EVBU is written in pure Python and uses the wxPython graphical framework. It should run on any platform that supports the above applications. EVBU was developed with Python 2.1.1 and wxPython 2.3.2. Earlier versions of Python and wxPython may work, but there are no guarantees. Note that on Unix systems, wxPython currently requires GTK, so make sure this package is installed. Also note that wxPython's version is closely tied to the Python version, so if you need to upgrade your Python installation, you will probably also need to upgrade wxPython.
The EVBU program offers several enhancements over the actual BUFFALO monitor:
· Logic levels at output port pins can be displayed graphically, and input port pins can be stimulated with user-constructed waveforms.
· Symbolic debugging is supported. Breakpoints can be set at labels rather than addresses, tracing through instructions also shows each source line, etc.
· Tracing through instructions shows the next instruction to be executed, not only the one that just executed.

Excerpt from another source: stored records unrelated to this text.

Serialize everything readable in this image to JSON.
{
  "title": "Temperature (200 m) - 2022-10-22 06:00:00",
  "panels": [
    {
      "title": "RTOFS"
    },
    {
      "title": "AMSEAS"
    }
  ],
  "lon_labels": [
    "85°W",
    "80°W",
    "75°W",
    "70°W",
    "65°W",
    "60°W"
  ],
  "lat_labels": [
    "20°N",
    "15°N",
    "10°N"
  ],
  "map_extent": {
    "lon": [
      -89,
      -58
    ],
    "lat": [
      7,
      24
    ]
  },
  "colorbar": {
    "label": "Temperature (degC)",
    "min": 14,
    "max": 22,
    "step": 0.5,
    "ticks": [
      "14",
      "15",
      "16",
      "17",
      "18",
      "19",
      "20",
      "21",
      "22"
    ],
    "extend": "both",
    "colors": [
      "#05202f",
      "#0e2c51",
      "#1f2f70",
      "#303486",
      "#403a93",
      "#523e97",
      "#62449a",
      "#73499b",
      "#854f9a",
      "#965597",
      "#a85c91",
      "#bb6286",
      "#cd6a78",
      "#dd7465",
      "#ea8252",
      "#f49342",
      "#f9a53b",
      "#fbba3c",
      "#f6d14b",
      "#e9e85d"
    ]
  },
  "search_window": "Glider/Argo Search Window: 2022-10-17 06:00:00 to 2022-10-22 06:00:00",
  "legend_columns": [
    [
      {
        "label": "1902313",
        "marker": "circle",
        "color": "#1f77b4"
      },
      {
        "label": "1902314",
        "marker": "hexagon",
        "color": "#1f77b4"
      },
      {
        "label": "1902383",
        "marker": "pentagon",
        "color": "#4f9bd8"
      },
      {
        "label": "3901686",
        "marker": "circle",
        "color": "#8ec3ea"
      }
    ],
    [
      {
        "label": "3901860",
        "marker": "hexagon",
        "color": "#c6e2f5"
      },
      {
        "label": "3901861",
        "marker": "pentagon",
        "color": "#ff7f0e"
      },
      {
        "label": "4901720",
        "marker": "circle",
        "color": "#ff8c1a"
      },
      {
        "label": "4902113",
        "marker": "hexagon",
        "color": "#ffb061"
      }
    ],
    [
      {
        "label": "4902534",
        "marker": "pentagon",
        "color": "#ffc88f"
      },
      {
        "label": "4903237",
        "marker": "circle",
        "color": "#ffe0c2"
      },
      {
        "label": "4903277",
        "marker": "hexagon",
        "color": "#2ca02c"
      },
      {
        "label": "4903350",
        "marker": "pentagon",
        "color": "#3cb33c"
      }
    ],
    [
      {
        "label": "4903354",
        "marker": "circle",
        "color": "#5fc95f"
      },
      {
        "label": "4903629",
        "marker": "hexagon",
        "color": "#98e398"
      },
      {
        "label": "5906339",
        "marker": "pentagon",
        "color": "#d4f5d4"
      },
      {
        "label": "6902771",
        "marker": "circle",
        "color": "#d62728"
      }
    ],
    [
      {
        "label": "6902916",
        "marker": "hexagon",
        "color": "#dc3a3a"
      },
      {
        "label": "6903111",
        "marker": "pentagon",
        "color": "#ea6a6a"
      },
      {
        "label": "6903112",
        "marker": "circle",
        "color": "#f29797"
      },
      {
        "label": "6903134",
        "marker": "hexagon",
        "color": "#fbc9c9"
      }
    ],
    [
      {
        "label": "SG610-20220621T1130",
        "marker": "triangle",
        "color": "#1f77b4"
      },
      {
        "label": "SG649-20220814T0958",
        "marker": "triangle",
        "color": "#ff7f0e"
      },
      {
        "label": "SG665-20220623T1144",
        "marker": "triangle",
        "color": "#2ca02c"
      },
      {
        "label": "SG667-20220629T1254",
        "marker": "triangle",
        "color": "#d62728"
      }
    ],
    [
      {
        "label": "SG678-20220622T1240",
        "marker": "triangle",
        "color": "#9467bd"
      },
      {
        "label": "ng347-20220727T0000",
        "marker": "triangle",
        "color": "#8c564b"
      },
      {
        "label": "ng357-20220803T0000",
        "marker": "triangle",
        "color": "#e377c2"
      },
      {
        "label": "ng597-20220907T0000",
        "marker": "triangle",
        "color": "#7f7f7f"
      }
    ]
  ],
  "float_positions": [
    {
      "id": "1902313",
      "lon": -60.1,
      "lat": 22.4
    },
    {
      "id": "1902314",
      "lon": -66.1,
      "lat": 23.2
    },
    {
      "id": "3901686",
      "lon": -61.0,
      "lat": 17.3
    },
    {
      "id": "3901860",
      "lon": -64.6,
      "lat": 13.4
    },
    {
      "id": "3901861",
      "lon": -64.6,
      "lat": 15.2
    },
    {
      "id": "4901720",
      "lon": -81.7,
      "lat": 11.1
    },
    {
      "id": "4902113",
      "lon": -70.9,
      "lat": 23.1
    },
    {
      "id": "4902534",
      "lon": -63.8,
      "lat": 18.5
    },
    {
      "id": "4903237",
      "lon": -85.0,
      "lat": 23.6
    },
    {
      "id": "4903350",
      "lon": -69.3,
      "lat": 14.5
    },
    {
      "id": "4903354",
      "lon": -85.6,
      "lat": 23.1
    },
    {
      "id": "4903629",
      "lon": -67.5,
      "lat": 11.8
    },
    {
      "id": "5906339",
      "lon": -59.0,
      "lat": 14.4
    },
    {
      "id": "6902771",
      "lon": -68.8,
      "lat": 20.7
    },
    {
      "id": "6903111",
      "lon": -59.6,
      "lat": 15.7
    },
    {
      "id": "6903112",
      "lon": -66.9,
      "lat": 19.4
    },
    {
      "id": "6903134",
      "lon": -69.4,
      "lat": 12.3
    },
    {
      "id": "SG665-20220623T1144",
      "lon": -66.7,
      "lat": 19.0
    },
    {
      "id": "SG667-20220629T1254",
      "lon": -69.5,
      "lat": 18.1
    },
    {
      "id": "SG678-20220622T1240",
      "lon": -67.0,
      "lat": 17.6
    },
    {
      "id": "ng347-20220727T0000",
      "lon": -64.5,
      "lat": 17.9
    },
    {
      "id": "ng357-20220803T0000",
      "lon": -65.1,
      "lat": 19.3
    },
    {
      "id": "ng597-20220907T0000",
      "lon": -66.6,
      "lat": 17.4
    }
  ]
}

· Debugging commands not found in BUFFALO include executing to the end of a subroutine and executing for a specified number of cycles.
· Numbers can be entered in hexadecimal, as in BUFFALO, but also decimal, binary, and octal.
· Cycle counting is implemented for timing algorithms or to execute code for a certain number of cycles.
· Python 2.2 NOT MORE RECENT VERSIONS
· wxPython 22.214.171.124 NOT MORE RECENT VERSIONS
What's New in This Release:
· Fixed an error with the implementation of the inchar() BUFFALO function.
· Added cd command to change directories.
· The up-arrow and down-arrow keys now recall previous commands.
· Pressing the ESC key now clears the input buffer.
· Commands may now be in uppercase or lowercase.
· The File menu has a new Load option (with hotkey Ctrl-L) to bring up a dialog box for loading an S19 file.